Monday, October 24, 2005

Rhythmanalysis: Space, Time and Everyday Life

Rhythmanalysis: Space, Time and Everyday Life
Bizarrely, no-one at Amazon's reviewed this, and neither have any Amazon customers. Surely I'm not being that obscure?
Everything is Illuminated

Everything is Illuminated
Amazon.co.uk Review:
The simplest thing would be to describe Everything is Illuminated, Jonathan Safran Foer's accomplished debut, as a novel about the Holocaust. It is, but that really fails to do justice to the sheer ambition of this book. The main story is a grimly familiar one. A young Jewish-American--who just happens to be called Jonathan Safran Foer--travels to the Ukraine in the hope of finding the woman who saved his grandfather from the Nazis. He is aided in his search by Alex Perchov, a naïve Ukrainian translator, Alex's grandfather (also called Alex) and a flatulent mongrel bitch, named Sammy Davis JR JR. On their journey through Eastern Europe's obliterated landscape they unearth facts about the Nazi atrocities and the extent of Ukrainian complicity that have implications for Perchov as well as Safran Foer. This narrative is not, however, recounted from (the character) Jonathan Safran Foer's perspective. It is relayed through a series of letters that Alex sends to Foer. These are written in the kind of broken Russo-English normally reserved for Bond villains and Latka from the US television series Taxi. (Sentences such as "It is mammoth honour for me write for a writer, especially when he is American writer, like Ernest Hemingway"; "It is bad and popular habit for people in Ukraine to take things without asking" are the norm.) Interspersed between these letters are fragments of a novel by "Safran Foer"--a wonderfully imagined, almost magical realist, account of life in the Shetl before the Nazis destroyed it. These are in turn commented on by Alex creating an additional metafictional angle to the tale.
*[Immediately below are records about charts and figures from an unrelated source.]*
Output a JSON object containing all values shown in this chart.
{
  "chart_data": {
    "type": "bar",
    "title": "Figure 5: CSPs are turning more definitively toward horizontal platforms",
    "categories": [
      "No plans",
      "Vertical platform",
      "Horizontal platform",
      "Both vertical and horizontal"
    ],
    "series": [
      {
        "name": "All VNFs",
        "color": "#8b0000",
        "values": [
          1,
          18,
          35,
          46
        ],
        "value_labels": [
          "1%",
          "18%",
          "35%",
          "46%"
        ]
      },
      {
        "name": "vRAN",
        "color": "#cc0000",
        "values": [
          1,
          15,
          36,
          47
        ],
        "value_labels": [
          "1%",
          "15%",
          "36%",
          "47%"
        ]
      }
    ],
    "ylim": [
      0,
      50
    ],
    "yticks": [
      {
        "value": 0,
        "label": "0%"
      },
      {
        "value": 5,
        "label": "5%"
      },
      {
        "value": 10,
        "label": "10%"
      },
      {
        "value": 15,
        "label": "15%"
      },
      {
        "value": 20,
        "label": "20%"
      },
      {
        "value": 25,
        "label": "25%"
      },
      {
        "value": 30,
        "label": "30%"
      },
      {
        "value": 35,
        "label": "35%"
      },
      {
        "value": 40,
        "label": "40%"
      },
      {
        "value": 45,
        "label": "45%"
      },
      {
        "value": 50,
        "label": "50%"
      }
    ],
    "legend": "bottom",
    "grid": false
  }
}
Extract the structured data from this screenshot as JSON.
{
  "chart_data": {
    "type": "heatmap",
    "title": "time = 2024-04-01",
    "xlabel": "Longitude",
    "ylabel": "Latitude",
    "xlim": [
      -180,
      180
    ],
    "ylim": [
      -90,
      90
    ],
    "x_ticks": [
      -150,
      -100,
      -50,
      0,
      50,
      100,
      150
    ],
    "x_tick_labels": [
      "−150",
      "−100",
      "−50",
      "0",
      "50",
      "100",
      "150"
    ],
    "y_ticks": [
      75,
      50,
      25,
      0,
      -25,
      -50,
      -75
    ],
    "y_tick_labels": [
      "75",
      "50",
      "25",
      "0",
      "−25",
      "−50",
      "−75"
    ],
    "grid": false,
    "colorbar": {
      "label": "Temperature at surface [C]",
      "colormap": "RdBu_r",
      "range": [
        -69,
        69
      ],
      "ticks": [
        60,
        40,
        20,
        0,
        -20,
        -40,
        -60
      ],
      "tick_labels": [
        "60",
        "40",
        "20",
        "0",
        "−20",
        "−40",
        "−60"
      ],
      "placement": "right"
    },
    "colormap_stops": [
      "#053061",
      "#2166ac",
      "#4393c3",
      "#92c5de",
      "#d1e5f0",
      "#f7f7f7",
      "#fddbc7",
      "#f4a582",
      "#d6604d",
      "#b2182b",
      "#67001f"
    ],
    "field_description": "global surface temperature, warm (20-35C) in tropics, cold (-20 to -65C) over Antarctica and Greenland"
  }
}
If all this sounds a little daunting don't be put off; Safran Foer is an extremely funny as well as intelligent writer. Admittedly he has an annoying habit of capitalising great chunks of text, but minor typographical nuances are easy to ignore in a book that combines some of the best Jewish folk yarns since Isaac Bashevis Singer with a quite heartbreaking meditation on love, friendship and loss. --Travis Elborough
The Life of Insects

The Life of Insects
Amazon customer review voted ‘most helpful’:
This cannot be commended highly enough. Attempts at a description of the storylines would do them no real justice. The feeling of Zen mysticism pervades the book and seems to pull together the surreal fairytale universe it creates from the aftermathn of the Soviet collapse. Just buy it. Then buy the Clay machine Gun.